Acromegaly is characterized by the coarsening of the features, due to

the continued growth of tissue. Hands, feet, and face show the greatest change. The enlargement gives rise to pressure symptoms in many areas. Defective vision and even blindness may result. Besides the effect on growth, many secondary changes in the function of other glands occur as the result of this disease of the master gland. Included among these changes is the production of androgens, which in many men and women results in extensive hypertrichosis, including heavy face and lip growth. 

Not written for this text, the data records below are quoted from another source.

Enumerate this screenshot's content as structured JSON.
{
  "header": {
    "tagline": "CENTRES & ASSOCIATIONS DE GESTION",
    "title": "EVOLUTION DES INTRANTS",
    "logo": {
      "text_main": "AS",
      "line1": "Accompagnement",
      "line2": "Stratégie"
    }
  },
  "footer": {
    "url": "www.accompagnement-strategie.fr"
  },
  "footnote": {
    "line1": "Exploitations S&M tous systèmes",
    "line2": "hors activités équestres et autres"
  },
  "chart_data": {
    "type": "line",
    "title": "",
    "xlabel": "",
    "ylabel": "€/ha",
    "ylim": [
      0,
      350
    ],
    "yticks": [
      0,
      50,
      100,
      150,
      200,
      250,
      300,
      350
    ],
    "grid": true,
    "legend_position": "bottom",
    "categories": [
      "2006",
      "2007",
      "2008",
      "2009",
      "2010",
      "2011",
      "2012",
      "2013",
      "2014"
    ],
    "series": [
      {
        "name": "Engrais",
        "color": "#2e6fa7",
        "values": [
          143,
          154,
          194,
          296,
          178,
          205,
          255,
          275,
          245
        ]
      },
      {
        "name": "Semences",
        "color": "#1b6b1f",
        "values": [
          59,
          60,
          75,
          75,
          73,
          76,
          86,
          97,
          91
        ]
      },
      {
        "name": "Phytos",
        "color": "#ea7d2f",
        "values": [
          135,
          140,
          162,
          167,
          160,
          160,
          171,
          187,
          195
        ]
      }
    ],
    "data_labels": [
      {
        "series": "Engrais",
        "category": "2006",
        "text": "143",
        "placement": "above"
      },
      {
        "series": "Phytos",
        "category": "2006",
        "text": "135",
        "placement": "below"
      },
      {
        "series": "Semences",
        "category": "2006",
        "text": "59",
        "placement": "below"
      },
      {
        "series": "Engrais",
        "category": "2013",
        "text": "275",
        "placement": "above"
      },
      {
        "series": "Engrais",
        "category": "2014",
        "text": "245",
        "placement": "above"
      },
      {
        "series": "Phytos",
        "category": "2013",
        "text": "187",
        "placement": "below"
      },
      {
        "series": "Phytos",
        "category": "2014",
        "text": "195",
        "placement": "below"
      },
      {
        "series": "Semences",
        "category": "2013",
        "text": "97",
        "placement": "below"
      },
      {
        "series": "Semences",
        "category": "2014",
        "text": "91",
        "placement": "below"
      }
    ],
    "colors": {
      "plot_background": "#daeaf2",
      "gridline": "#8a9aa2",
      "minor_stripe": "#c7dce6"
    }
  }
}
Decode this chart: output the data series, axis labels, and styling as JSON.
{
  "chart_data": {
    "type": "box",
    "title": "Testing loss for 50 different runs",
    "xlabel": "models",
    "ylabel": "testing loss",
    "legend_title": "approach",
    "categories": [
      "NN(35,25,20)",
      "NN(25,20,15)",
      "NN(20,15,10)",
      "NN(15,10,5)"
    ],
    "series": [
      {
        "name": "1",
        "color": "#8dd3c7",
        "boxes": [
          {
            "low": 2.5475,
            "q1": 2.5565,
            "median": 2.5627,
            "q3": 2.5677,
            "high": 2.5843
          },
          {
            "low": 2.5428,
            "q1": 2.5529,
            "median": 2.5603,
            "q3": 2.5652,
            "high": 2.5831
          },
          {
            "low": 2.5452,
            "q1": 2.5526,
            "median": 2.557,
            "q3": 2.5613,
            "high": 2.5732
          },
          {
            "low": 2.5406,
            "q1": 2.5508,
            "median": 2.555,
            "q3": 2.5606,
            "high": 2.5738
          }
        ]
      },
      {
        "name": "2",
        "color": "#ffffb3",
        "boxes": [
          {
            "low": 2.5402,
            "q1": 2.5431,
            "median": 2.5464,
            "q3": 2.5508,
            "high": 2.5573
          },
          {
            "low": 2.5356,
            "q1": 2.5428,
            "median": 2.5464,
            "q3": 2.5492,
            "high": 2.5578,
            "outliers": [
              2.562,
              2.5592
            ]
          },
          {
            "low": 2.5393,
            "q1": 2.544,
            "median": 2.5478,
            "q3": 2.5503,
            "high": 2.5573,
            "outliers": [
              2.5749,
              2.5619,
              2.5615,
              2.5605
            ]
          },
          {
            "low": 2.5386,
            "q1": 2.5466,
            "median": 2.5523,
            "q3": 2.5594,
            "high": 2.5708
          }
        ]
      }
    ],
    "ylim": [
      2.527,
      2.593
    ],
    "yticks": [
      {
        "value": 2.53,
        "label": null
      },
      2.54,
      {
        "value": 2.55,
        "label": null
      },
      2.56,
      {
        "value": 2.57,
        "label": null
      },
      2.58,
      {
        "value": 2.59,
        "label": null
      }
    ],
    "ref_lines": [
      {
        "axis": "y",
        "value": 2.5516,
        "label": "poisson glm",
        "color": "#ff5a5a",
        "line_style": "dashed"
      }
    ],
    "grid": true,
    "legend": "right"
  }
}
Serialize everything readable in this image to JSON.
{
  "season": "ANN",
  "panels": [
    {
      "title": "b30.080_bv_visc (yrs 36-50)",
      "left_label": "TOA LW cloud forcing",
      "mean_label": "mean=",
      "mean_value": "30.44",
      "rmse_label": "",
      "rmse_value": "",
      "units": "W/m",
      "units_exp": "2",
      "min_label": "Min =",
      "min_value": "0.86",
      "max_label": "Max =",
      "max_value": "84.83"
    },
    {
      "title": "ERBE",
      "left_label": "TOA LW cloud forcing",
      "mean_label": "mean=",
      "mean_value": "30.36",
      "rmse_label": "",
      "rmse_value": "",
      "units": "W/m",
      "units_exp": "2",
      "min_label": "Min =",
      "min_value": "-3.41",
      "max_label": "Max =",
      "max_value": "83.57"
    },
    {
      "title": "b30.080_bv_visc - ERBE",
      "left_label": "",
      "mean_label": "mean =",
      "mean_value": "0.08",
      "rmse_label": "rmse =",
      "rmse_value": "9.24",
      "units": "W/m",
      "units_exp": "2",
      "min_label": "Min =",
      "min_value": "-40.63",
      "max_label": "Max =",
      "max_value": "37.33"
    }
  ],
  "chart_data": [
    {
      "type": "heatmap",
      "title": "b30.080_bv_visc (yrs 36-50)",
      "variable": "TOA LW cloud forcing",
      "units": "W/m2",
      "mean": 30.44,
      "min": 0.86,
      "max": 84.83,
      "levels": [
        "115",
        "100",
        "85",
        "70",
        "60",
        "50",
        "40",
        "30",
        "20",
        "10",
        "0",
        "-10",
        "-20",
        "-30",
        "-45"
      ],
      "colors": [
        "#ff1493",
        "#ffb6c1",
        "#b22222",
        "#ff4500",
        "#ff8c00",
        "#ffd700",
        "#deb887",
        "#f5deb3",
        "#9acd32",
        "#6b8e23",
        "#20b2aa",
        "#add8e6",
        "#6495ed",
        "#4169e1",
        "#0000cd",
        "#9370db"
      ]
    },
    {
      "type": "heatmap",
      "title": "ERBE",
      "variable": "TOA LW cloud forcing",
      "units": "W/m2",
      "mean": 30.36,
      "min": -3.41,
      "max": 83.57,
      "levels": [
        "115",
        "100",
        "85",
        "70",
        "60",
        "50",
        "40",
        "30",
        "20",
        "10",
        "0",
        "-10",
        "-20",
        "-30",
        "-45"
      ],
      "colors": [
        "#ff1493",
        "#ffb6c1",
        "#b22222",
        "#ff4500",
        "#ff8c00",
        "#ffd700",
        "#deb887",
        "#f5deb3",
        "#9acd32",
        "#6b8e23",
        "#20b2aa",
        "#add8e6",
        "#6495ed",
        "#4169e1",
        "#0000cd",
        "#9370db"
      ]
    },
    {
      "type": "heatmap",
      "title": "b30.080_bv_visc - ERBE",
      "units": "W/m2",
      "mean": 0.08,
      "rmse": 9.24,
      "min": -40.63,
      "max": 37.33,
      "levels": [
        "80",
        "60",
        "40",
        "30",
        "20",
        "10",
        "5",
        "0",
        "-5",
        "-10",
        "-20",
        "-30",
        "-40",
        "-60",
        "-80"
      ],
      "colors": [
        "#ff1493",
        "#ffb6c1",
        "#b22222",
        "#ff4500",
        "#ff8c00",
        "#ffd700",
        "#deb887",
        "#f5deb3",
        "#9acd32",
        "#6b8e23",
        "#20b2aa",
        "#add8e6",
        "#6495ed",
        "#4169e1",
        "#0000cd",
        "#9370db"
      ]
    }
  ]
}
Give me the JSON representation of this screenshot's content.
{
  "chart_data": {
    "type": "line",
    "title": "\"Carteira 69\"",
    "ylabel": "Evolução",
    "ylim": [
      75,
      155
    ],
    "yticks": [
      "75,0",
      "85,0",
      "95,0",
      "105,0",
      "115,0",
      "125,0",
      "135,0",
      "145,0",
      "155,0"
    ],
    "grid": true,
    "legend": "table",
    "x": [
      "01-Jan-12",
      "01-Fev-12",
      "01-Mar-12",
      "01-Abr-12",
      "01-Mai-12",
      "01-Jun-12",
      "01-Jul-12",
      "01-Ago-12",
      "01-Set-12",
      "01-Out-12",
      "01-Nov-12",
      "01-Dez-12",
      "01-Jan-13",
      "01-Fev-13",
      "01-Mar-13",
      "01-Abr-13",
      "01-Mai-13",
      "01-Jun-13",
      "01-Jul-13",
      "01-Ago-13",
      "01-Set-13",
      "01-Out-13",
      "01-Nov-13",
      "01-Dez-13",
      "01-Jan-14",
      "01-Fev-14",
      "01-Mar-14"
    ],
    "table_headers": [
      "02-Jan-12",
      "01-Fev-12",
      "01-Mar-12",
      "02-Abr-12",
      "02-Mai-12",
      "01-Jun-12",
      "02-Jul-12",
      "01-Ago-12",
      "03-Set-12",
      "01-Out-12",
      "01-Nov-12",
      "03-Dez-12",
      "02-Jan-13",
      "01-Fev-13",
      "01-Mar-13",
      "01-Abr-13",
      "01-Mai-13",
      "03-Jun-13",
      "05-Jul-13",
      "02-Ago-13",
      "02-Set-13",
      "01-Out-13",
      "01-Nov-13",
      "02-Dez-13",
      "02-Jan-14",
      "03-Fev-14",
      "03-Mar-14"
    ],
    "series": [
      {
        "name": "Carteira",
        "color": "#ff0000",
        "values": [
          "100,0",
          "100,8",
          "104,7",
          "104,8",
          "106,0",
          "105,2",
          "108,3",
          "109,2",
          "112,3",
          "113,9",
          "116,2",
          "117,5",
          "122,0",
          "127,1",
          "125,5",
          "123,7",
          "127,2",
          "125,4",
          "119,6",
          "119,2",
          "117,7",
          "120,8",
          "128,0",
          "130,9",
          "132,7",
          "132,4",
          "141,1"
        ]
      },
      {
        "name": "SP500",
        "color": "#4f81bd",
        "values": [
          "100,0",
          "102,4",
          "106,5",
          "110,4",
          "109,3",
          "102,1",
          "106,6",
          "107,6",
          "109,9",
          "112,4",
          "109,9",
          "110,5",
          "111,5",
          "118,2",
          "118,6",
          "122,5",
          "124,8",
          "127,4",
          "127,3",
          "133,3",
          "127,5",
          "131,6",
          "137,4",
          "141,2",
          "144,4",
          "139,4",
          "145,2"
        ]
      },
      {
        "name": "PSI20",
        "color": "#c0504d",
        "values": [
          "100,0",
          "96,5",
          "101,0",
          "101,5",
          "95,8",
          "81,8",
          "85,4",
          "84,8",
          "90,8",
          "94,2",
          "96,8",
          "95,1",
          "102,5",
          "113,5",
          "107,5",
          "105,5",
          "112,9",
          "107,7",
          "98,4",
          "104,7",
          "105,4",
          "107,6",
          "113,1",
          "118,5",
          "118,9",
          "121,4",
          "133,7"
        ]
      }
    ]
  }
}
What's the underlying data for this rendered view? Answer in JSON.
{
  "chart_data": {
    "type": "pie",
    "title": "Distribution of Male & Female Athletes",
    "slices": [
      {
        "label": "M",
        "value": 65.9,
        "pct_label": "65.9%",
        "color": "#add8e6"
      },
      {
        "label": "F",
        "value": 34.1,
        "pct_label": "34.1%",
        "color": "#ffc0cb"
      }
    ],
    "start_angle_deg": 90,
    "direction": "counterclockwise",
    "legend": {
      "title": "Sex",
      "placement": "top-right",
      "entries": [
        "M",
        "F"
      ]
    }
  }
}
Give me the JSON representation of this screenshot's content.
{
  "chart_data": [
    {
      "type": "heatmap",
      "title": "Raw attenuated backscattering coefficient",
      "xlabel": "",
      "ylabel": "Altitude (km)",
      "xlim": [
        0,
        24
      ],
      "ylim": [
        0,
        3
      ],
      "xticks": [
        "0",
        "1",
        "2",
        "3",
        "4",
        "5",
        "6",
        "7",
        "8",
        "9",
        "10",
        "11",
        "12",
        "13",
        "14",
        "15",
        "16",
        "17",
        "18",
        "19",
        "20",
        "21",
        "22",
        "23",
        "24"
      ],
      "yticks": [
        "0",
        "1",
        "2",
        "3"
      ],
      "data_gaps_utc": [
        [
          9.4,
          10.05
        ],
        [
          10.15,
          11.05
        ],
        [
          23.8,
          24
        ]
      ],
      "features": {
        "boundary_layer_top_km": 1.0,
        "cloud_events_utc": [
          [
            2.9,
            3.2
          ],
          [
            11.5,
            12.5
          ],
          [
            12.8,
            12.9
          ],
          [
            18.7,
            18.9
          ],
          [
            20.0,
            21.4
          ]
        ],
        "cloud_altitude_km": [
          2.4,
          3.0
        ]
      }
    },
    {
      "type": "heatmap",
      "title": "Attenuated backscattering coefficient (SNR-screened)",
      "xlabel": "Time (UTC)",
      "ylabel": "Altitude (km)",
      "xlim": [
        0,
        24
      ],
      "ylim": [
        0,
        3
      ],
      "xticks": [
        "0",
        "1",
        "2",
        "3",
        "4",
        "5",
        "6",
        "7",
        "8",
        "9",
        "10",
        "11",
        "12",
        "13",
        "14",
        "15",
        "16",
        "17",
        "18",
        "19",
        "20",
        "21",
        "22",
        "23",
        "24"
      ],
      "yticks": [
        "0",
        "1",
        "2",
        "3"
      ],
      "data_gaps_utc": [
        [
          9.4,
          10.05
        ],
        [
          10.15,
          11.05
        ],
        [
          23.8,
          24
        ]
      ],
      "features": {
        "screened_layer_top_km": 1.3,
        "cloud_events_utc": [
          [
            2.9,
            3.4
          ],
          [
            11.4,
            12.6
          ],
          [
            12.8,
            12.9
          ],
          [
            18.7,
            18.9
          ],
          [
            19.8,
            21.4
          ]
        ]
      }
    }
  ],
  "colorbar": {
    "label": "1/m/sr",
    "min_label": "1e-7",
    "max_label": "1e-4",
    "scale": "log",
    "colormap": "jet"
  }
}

The cause of acromegaly is usually a tumorous growth of the pituitary.

There are other endocrine conditions besides those listed above believed to be responsible for hypertrichosis. However, many of them are controversial. For example, both hypothyroidism and hyperthyroidism have been indicated at various times as the cause of hirsutism. But some specialists deny that this can be the case. The problem involved here, as in so many cases of glandular disorder, is the sheer complexity of the endocrine interrelationships. The thyroid problem may only be the result of some other problem, which itself is stimulating excess androgens. Much more research in endocrinology is needed to discover the full range of possible endocrine relationships capable of causing hypertrichosis.

2) Surgical Changes

The surgical removal of the sex glands (ovariectomy or oophorectomy) in women after puberty brings about an artificial menopause. Menstrua- tion ceases and sterility ensues. Because the normal control that estrogens have on the adrenal cortex is removed, androgens become produced in greater quantities. The frequent result is a face growth suggestive of that of the young male.

3) Medicinal Changes

Because of the subtlety of the endocrine balance, the taking of any hormonal medication may possibly lead to an abnormal growth of hair. Scarcely a drug of this kind is manufactured without a warning on the label that hirsutism may ensue. Cortisone, for example, is a common cause of the problem (Cushing’s syndrome). Birth control pills also have had extraordinary effects on certain women. Some women, for example, who have tended to have excess lanugo hair lose it after using birth control drugs for a short time. Other women who had no problem suddenly blossom forth after using birth control pills. Because each person has her own unique chemistry there is no way to predict her reaction to such drugs. Ordinarily a hair condition will spontaneously return to normal when one ceases taking medication, if the growth has not been stimulated to the terminal-hair stage.

4) Emotional Changes

One last abnormal systemic cause of excess hair must be mentioned, if only to make this outline of causes complete. It has been found that people under stress often develop heavier growths of hair than they would under normal conditions. Women in concentration camps during World War II manifested unusual hirsutism as the result of emotional crisis. This arises from the fact that the adrenal glands are highly active during crisis, to produce large amount of adrenalin. The heightened activity of the adrenal glands results in unusual quantities of hair-causing cortical androgens. Abnormal adrenal activity over a sustained period of time would thus lead to an excess of hair in the target areas. This is not, however, a problem that confronts the electrologist very often.

Summary

We have seen that unwanted hair can be caused in many ways, generally classifiable as congenital, topical, or systemic. Systemic changes are, by far, the most frequent reason for visits to the electrologist. For this ason, if for no other, you should become well acquainted with the symptoms of chronic glandular disorder.

Ask the patron who shows signs of glandular imbalance whether she has been taking hormone preparations of some kind and whether her system is functioning properly. If her answers to these questions indicate serious disorder, suggest that she discuss it with her own doctor. You must be satisfied that the causes of a hair problem are under proper care if you expect to rectify the effects.